I'd say the burden of proof belongs with those who argue that it's impossible to automate ATC while maintaining at least the current safety record. That's an extraordinary claim at this point.

I asked for examples of situations that couldn't be handled through automation, you provided some that I consider invalid or inapplicable, and... well, there we are. GG


I enjoyed the thread, and thanks for compiling the list, but I have to add, I haven't found them surprising either.

Automation doesn't have to mean "level 5+: ATC AI on, let's go find an extended happy hour"

I think it's very important to separate the software engineering (and systems engineering, and safety and process design, and other disciplines involved on the object-level) from the challenges at the meta-level (politics, legal liability - insurability, scaling and economics, and procurement issues, avoiding yet another too big to fail boondoggle, and so on).

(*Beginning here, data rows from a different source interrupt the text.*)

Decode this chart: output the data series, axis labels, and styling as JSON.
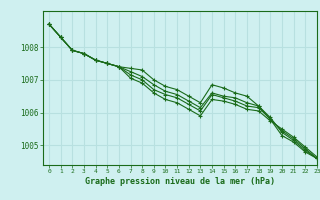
{
  "title": "Graphe pression niveau de la mer (hPa)",
  "background_color": "#cff0f0",
  "grid_color": "#b8e0e0",
  "line_color": "#1a6b1a",
  "marker_color": "#1a6b1a",
  "xlim": [
    -0.5,
    23
  ],
  "ylim": [
    1004.4,
    1009.1
  ],
  "yticks": [
    1005,
    1006,
    1007,
    1008
  ],
  "xticks": [
    0,
    1,
    2,
    3,
    4,
    5,
    6,
    7,
    8,
    9,
    10,
    11,
    12,
    13,
    14,
    15,
    16,
    17,
    18,
    19,
    20,
    21,
    22,
    23
  ],
  "series": [
    [
      1008.7,
      1008.3,
      1007.9,
      1007.8,
      1007.6,
      1007.5,
      1007.4,
      1007.35,
      1007.3,
      1007.0,
      1006.8,
      1006.7,
      1006.5,
      1006.3,
      1006.85,
      1006.75,
      1006.6,
      1006.5,
      1006.2,
      1005.8,
      1005.3,
      1005.1,
      1004.8,
      1004.6
    ],
    [
      1008.7,
      1008.3,
      1007.9,
      1007.8,
      1007.6,
      1007.5,
      1007.4,
      1007.25,
      1007.1,
      1006.85,
      1006.65,
      1006.55,
      1006.35,
      1006.15,
      1006.6,
      1006.5,
      1006.45,
      1006.3,
      1006.2,
      1005.85,
      1005.4,
      1005.15,
      1004.85,
      1004.6
    ],
    [
      1008.7,
      1008.3,
      1007.9,
      1007.8,
      1007.6,
      1007.5,
      1007.4,
      1007.15,
      1007.0,
      1006.7,
      1006.55,
      1006.45,
      1006.25,
      1006.05,
      1006.55,
      1006.45,
      1006.35,
      1006.2,
      1006.15,
      1005.8,
      1005.45,
      1005.2,
      1004.9,
      1004.6
    ],
    [
      1008.7,
      1008.3,
      1007.9,
      1007.8,
      1007.6,
      1007.5,
      1007.4,
      1007.05,
      1006.9,
      1006.6,
      1006.4,
      1006.3,
      1006.1,
      1005.9,
      1006.4,
      1006.35,
      1006.25,
      1006.1,
      1006.05,
      1005.75,
      1005.5,
      1005.25,
      1004.95,
      1004.65
    ]
  ]
}
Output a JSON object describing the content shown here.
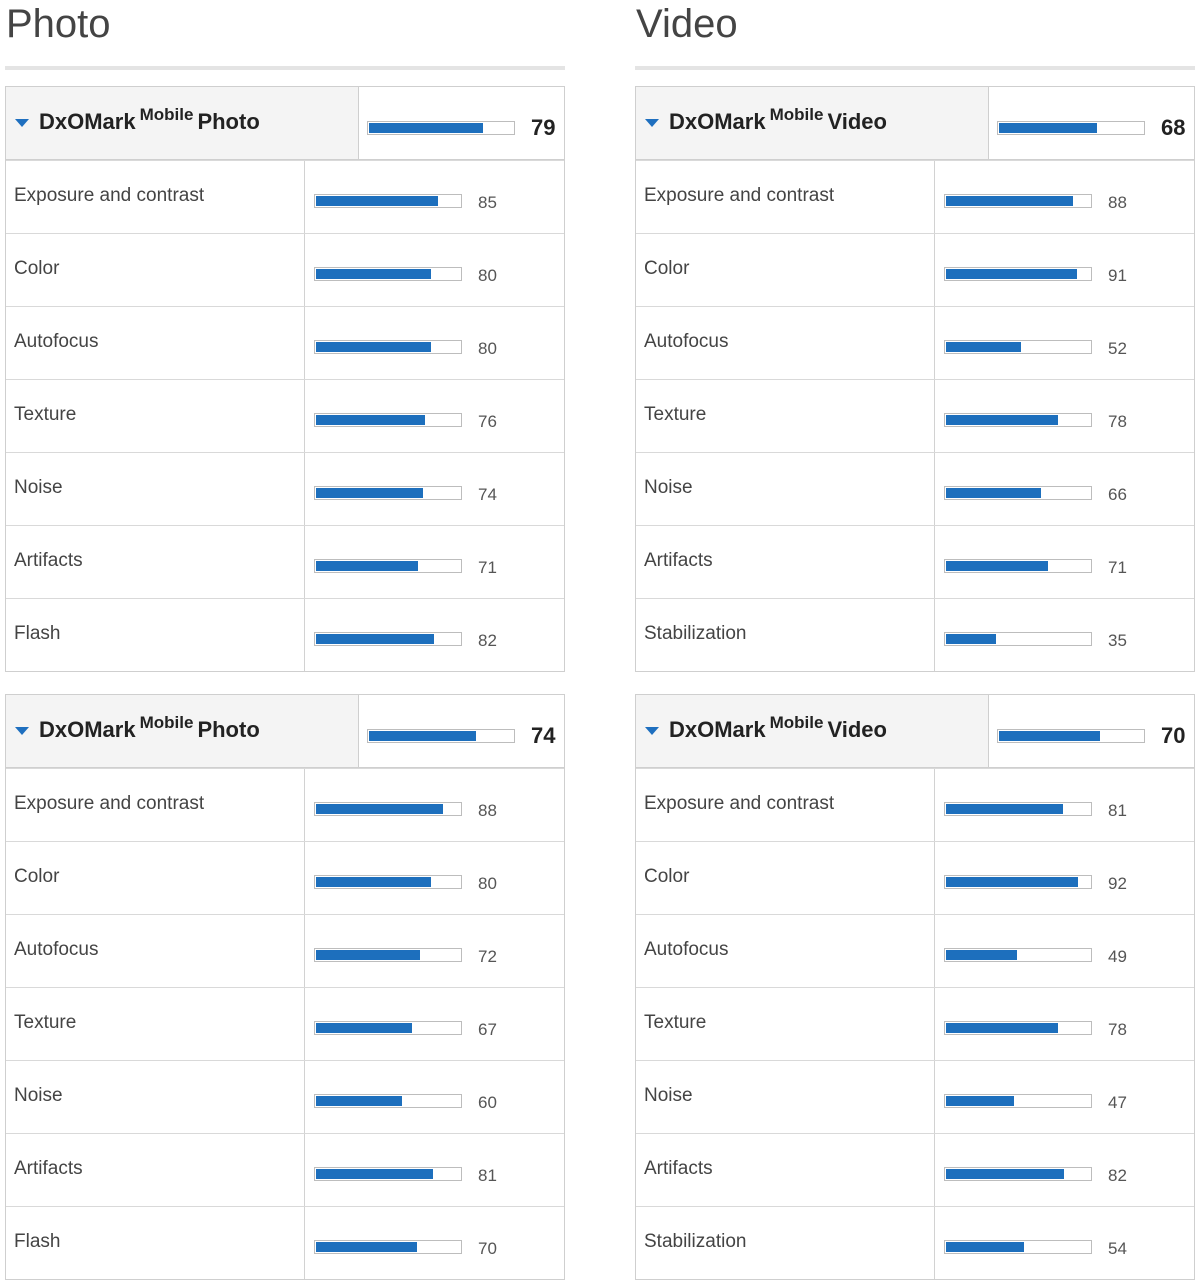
{
  "colors": {
    "bar_fill": "#1d6fbd",
    "caret": "#1e6fbf",
    "header_bg": "#f4f4f4"
  },
  "columns": [
    {
      "title": "Photo",
      "tables": [
        {
          "header": {
            "brand": "DxOMark",
            "sup": "Mobile",
            "kind": "Photo",
            "score": "79",
            "bar_value": 79
          },
          "rows": [
            {
              "label": "Exposure and contrast",
              "score": "85",
              "value": 85
            },
            {
              "label": "Color",
              "score": "80",
              "value": 80
            },
            {
              "label": "Autofocus",
              "score": "80",
              "value": 80
            },
            {
              "label": "Texture",
              "score": "76",
              "value": 76
            },
            {
              "label": "Noise",
              "score": "74",
              "value": 74
            },
            {
              "label": "Artifacts",
              "score": "71",
              "value": 71
            },
            {
              "label": "Flash",
              "score": "82",
              "value": 82
            }
          ]
        },
        {
          "header": {
            "brand": "DxOMark",
            "sup": "Mobile",
            "kind": "Photo",
            "score": "74",
            "bar_value": 74
          },
          "rows": [
            {
              "label": "Exposure and contrast",
              "score": "88",
              "value": 88
            },
            {
              "label": "Color",
              "score": "80",
              "value": 80
            },
            {
              "label": "Autofocus",
              "score": "72",
              "value": 72
            },
            {
              "label": "Texture",
              "score": "67",
              "value": 67
            },
            {
              "label": "Noise",
              "score": "60",
              "value": 60
            },
            {
              "label": "Artifacts",
              "score": "81",
              "value": 81
            },
            {
              "label": "Flash",
              "score": "70",
              "value": 70
            }
          ]
        }
      ]
    },
    {
      "title": "Video",
      "tables": [
        {
          "header": {
            "brand": "DxOMark",
            "sup": "Mobile",
            "kind": "Video",
            "score": "68",
            "bar_value": 68
          },
          "rows": [
            {
              "label": "Exposure and contrast",
              "score": "88",
              "value": 88
            },
            {
              "label": "Color",
              "score": "91",
              "value": 91
            },
            {
              "label": "Autofocus",
              "score": "52",
              "value": 52
            },
            {
              "label": "Texture",
              "score": "78",
              "value": 78
            },
            {
              "label": "Noise",
              "score": "66",
              "value": 66
            },
            {
              "label": "Artifacts",
              "score": "71",
              "value": 71
            },
            {
              "label": "Stabilization",
              "score": "35",
              "value": 35
            }
          ]
        },
        {
          "header": {
            "brand": "DxOMark",
            "sup": "Mobile",
            "kind": "Video",
            "score": "70",
            "bar_value": 70
          },
          "rows": [
            {
              "label": "Exposure and contrast",
              "score": "81",
              "value": 81
            },
            {
              "label": "Color",
              "score": "92",
              "value": 92
            },
            {
              "label": "Autofocus",
              "score": "49",
              "value": 49
            },
            {
              "label": "Texture",
              "score": "78",
              "value": 78
            },
            {
              "label": "Noise",
              "score": "47",
              "value": 47
            },
            {
              "label": "Artifacts",
              "score": "82",
              "value": 82
            },
            {
              "label": "Stabilization",
              "score": "54",
              "value": 54
            }
          ]
        }
      ]
    }
  ]
}
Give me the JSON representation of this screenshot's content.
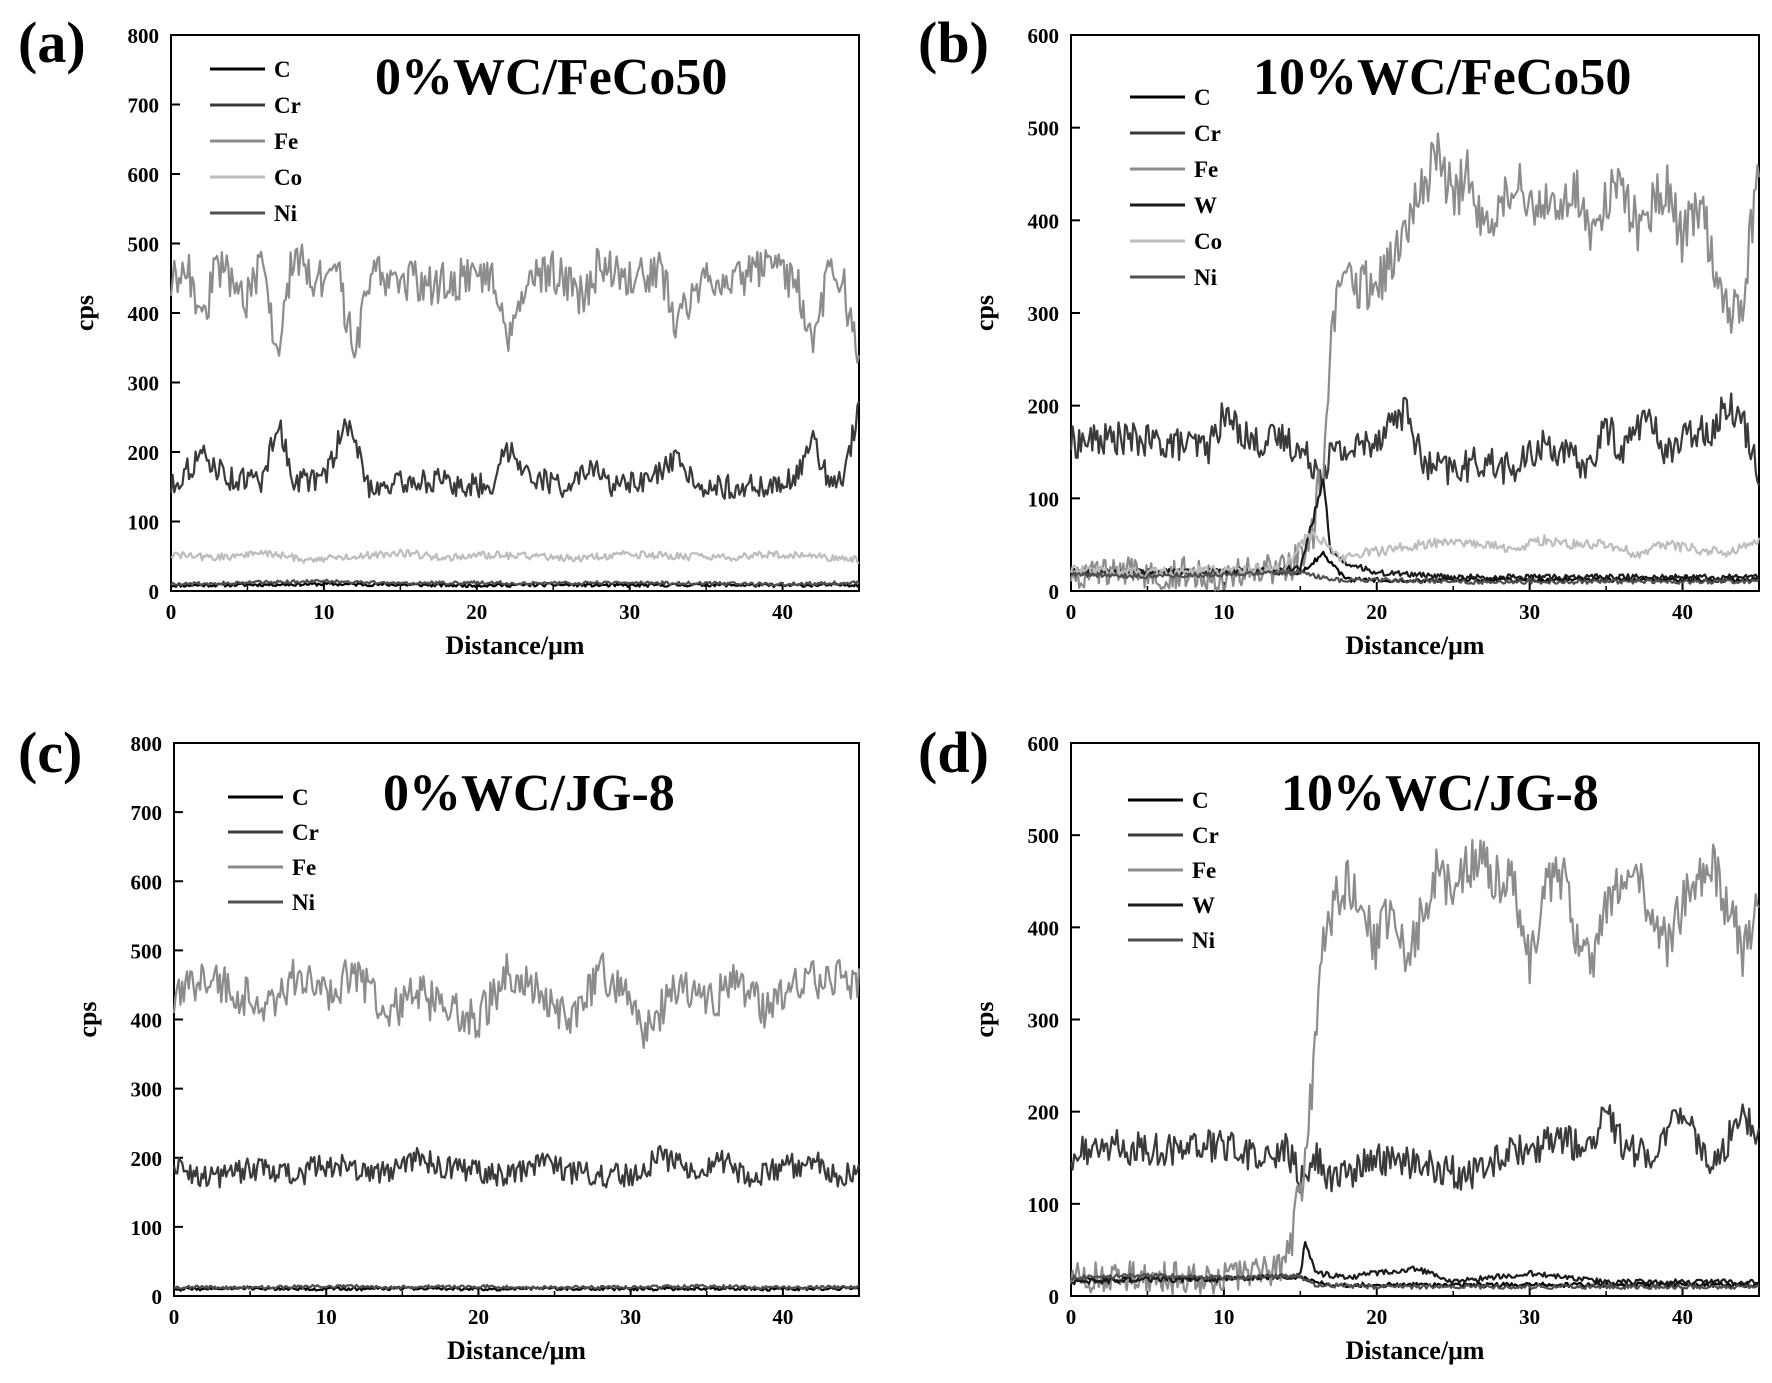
{
  "figure": {
    "panels": [
      {
        "letter": "(a)",
        "title": "0%WC/FeCo50"
      },
      {
        "letter": "(b)",
        "title": "10%WC/FeCo50"
      },
      {
        "letter": "(c)",
        "title": "0%WC/JG-8"
      },
      {
        "letter": "(d)",
        "title": "10%WC/JG-8"
      }
    ]
  },
  "chart_data": [
    {
      "type": "line",
      "panel": "(a)",
      "title": "0%WC/FeCo50",
      "xlabel": "Distance/μm",
      "ylabel": "cps",
      "xlim": [
        0,
        45
      ],
      "ylim": [
        0,
        800
      ],
      "xticks": [
        0,
        10,
        20,
        30,
        40
      ],
      "yticks": [
        0,
        100,
        200,
        300,
        400,
        500,
        600,
        700,
        800
      ],
      "grid": false,
      "legend_position": "top-left",
      "series": [
        {
          "name": "C",
          "color": "#000000",
          "x": [
            0,
            5,
            10,
            15,
            20,
            25,
            30,
            35,
            40,
            45
          ],
          "y": [
            8,
            9,
            10,
            9,
            8,
            9,
            8,
            9,
            8,
            9
          ]
        },
        {
          "name": "Cr",
          "color": "#3a3a3a",
          "x": [
            0,
            2,
            4,
            6,
            7,
            8,
            10,
            11.5,
            13,
            15,
            17,
            19,
            21,
            22,
            24,
            26,
            27.5,
            29,
            31,
            33,
            35,
            37,
            39,
            41,
            42,
            43,
            44,
            45
          ],
          "y": [
            150,
            195,
            160,
            160,
            245,
            160,
            160,
            245,
            150,
            155,
            160,
            150,
            155,
            205,
            160,
            150,
            175,
            150,
            155,
            185,
            150,
            150,
            150,
            165,
            215,
            160,
            160,
            270
          ]
        },
        {
          "name": "Fe",
          "color": "#8c8c8c",
          "x": [
            0,
            1,
            2,
            3,
            4,
            5,
            6,
            7,
            8,
            9,
            10,
            11,
            12,
            13,
            15,
            17,
            19,
            21,
            22,
            23,
            25,
            27,
            28,
            30,
            32,
            33,
            35,
            37,
            39,
            41,
            42,
            43,
            44,
            45
          ],
          "y": [
            440,
            480,
            380,
            470,
            450,
            420,
            470,
            330,
            490,
            460,
            440,
            450,
            335,
            460,
            450,
            440,
            450,
            460,
            370,
            440,
            460,
            420,
            470,
            450,
            460,
            390,
            455,
            450,
            470,
            440,
            355,
            460,
            440,
            320
          ]
        },
        {
          "name": "Co",
          "color": "#bdbdbd",
          "x": [
            0,
            3,
            6,
            9,
            12,
            15,
            18,
            21,
            24,
            27,
            30,
            33,
            36,
            39,
            42,
            45
          ],
          "y": [
            52,
            48,
            55,
            45,
            50,
            55,
            48,
            52,
            50,
            47,
            53,
            50,
            48,
            52,
            50,
            45
          ]
        },
        {
          "name": "Ni",
          "color": "#4f4f4f",
          "x": [
            0,
            5,
            10,
            15,
            20,
            25,
            30,
            35,
            40,
            45
          ],
          "y": [
            10,
            12,
            14,
            11,
            12,
            11,
            12,
            11,
            10,
            12
          ]
        }
      ]
    },
    {
      "type": "line",
      "panel": "(b)",
      "title": "10%WC/FeCo50",
      "xlabel": "Distance/μm",
      "ylabel": "cps",
      "xlim": [
        0,
        45
      ],
      "ylim": [
        0,
        600
      ],
      "xticks": [
        0,
        10,
        20,
        30,
        40
      ],
      "yticks": [
        0,
        100,
        200,
        300,
        400,
        500,
        600
      ],
      "grid": false,
      "legend_position": "top-left",
      "series": [
        {
          "name": "C",
          "color": "#000000",
          "x": [
            0,
            5,
            10,
            15,
            16.5,
            18,
            25,
            30,
            35,
            40,
            45
          ],
          "y": [
            22,
            22,
            20,
            20,
            40,
            12,
            12,
            12,
            12,
            12,
            12
          ]
        },
        {
          "name": "Cr",
          "color": "#3a3a3a",
          "x": [
            0,
            3,
            6,
            9,
            10,
            12,
            14,
            15,
            16.5,
            17,
            18,
            20,
            21,
            22,
            23,
            25,
            27,
            29,
            31,
            33,
            34,
            35,
            36,
            37.5,
            39,
            41,
            42,
            43,
            44,
            45
          ],
          "y": [
            160,
            165,
            160,
            155,
            190,
            160,
            165,
            150,
            130,
            150,
            150,
            165,
            185,
            195,
            135,
            130,
            140,
            130,
            160,
            140,
            135,
            180,
            150,
            190,
            150,
            175,
            175,
            205,
            180,
            130
          ]
        },
        {
          "name": "Fe",
          "color": "#8c8c8c",
          "x": [
            0,
            5,
            10,
            14,
            15.5,
            16.5,
            17,
            17.5,
            18,
            19,
            20,
            21,
            22,
            23,
            24,
            25,
            26,
            27,
            28,
            29,
            30,
            31,
            32,
            33,
            34,
            35,
            36,
            37,
            38,
            39,
            40,
            41,
            42,
            43,
            44,
            45
          ],
          "y": [
            18,
            20,
            18,
            22,
            45,
            130,
            270,
            320,
            330,
            330,
            340,
            350,
            390,
            440,
            470,
            420,
            460,
            380,
            410,
            440,
            420,
            430,
            400,
            440,
            380,
            420,
            450,
            390,
            420,
            440,
            380,
            420,
            360,
            300,
            320,
            460
          ]
        },
        {
          "name": "W",
          "color": "#1a1a1a",
          "x": [
            0,
            5,
            10,
            15,
            16.5,
            17,
            18,
            20,
            25,
            30,
            35,
            40,
            45
          ],
          "y": [
            20,
            20,
            22,
            25,
            120,
            40,
            30,
            20,
            15,
            15,
            15,
            15,
            15
          ]
        },
        {
          "name": "Co",
          "color": "#bdbdbd",
          "x": [
            0,
            5,
            10,
            14,
            15.5,
            16.5,
            17.5,
            19,
            21,
            23,
            25,
            27,
            29,
            31,
            33,
            35,
            37,
            39,
            41,
            43,
            45
          ],
          "y": [
            22,
            20,
            22,
            25,
            60,
            55,
            35,
            40,
            45,
            50,
            55,
            50,
            45,
            55,
            50,
            50,
            40,
            50,
            45,
            40,
            55
          ]
        },
        {
          "name": "Ni",
          "color": "#4f4f4f",
          "x": [
            0,
            5,
            10,
            15,
            17,
            20,
            25,
            30,
            35,
            40,
            45
          ],
          "y": [
            18,
            16,
            18,
            20,
            12,
            12,
            10,
            10,
            10,
            10,
            10
          ]
        }
      ]
    },
    {
      "type": "line",
      "panel": "(c)",
      "title": "0%WC/JG-8",
      "xlabel": "Distance/μm",
      "ylabel": "cps",
      "xlim": [
        0,
        45
      ],
      "ylim": [
        0,
        800
      ],
      "xticks": [
        0,
        10,
        20,
        30,
        40
      ],
      "yticks": [
        0,
        100,
        200,
        300,
        400,
        500,
        600,
        700,
        800
      ],
      "grid": false,
      "legend_position": "top-left",
      "series": [
        {
          "name": "C",
          "color": "#000000",
          "x": [
            0,
            5,
            10,
            15,
            20,
            25,
            30,
            35,
            40,
            45
          ],
          "y": [
            10,
            11,
            10,
            11,
            10,
            11,
            10,
            11,
            10,
            11
          ]
        },
        {
          "name": "Cr",
          "color": "#3a3a3a",
          "x": [
            0,
            2,
            4,
            6,
            8,
            10,
            12,
            14,
            16,
            18,
            20,
            22,
            24,
            26,
            28,
            30,
            32,
            34,
            36,
            38,
            40,
            42,
            44,
            45
          ],
          "y": [
            195,
            170,
            180,
            185,
            175,
            190,
            185,
            180,
            200,
            185,
            180,
            175,
            195,
            180,
            175,
            175,
            200,
            180,
            195,
            170,
            185,
            195,
            170,
            190
          ]
        },
        {
          "name": "Fe",
          "color": "#8c8c8c",
          "x": [
            0,
            2,
            4,
            6,
            8,
            10,
            12,
            14,
            16,
            18,
            20,
            22,
            24,
            26,
            28,
            30,
            31,
            33,
            35,
            37,
            39,
            41,
            43,
            45
          ],
          "y": [
            420,
            470,
            440,
            420,
            460,
            440,
            470,
            410,
            440,
            410,
            400,
            470,
            440,
            400,
            470,
            430,
            380,
            450,
            420,
            460,
            410,
            450,
            460,
            460
          ]
        },
        {
          "name": "Ni",
          "color": "#4f4f4f",
          "x": [
            0,
            5,
            10,
            15,
            20,
            25,
            30,
            35,
            40,
            45
          ],
          "y": [
            13,
            12,
            14,
            13,
            14,
            12,
            13,
            14,
            12,
            13
          ]
        }
      ]
    },
    {
      "type": "line",
      "panel": "(d)",
      "title": "10%WC/JG-8",
      "xlabel": "Distance/μm",
      "ylabel": "cps",
      "xlim": [
        0,
        45
      ],
      "ylim": [
        0,
        600
      ],
      "xticks": [
        0,
        10,
        20,
        30,
        40
      ],
      "yticks": [
        0,
        100,
        200,
        300,
        400,
        500,
        600
      ],
      "grid": false,
      "legend_position": "top-left",
      "series": [
        {
          "name": "C",
          "color": "#000000",
          "x": [
            0,
            5,
            10,
            15,
            16,
            17,
            20,
            25,
            30,
            35,
            40,
            45
          ],
          "y": [
            18,
            18,
            20,
            20,
            15,
            12,
            12,
            12,
            12,
            12,
            12,
            12
          ]
        },
        {
          "name": "Cr",
          "color": "#3a3a3a",
          "x": [
            0,
            2,
            4,
            6,
            8,
            10,
            12,
            14,
            15.3,
            16,
            17,
            18,
            20,
            22,
            24,
            26,
            28,
            30,
            32,
            34,
            35,
            36,
            38,
            40,
            41,
            42,
            43,
            44,
            45
          ],
          "y": [
            150,
            165,
            160,
            160,
            160,
            165,
            150,
            160,
            120,
            150,
            125,
            130,
            150,
            145,
            140,
            130,
            150,
            160,
            170,
            160,
            200,
            165,
            150,
            205,
            165,
            140,
            170,
            200,
            165
          ]
        },
        {
          "name": "Fe",
          "color": "#8c8c8c",
          "x": [
            0,
            5,
            10,
            14,
            15.5,
            16.5,
            17.5,
            18.5,
            20,
            21,
            22,
            23,
            24,
            25,
            26,
            27,
            28,
            29,
            30,
            31,
            32,
            33,
            34,
            35,
            36,
            37,
            38,
            39,
            40,
            41,
            42,
            43,
            44,
            45
          ],
          "y": [
            18,
            20,
            20,
            30,
            170,
            380,
            440,
            450,
            380,
            420,
            360,
            420,
            460,
            440,
            470,
            470,
            450,
            440,
            360,
            440,
            460,
            400,
            360,
            430,
            440,
            460,
            400,
            380,
            420,
            460,
            470,
            420,
            370,
            440
          ]
        },
        {
          "name": "W",
          "color": "#1a1a1a",
          "x": [
            0,
            5,
            10,
            15,
            15.3,
            16,
            18,
            20,
            22.5,
            25,
            30,
            35,
            40,
            45
          ],
          "y": [
            15,
            18,
            18,
            22,
            60,
            25,
            20,
            25,
            30,
            15,
            25,
            15,
            15,
            15
          ]
        },
        {
          "name": "Ni",
          "color": "#4f4f4f",
          "x": [
            0,
            5,
            10,
            15,
            16,
            20,
            25,
            30,
            35,
            40,
            45
          ],
          "y": [
            20,
            22,
            20,
            22,
            12,
            10,
            10,
            10,
            10,
            10,
            10
          ]
        }
      ]
    }
  ]
}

One obvious problem is that by definition someone sitting there doing their shift has a very holistic view, and asking them what do they need to do their job better might not worth it economically. (The faster horse problem. Though sending a few enthusiastic designers there, also crunching the numbers of the past near-misses and other issues would likely reveal gaps in the current procedures and tools, and ... and of course this all then runs aground because changing procedures and tools is hard, hello FAA, etc.) But, but, of course doing the top-to-bottom design naively is almost a surefire way to burn a few quick billion bucks for nothing. (So, I think this should be something like an ongoing challenge, like the DARPA Grand Challenge for driverless cars.)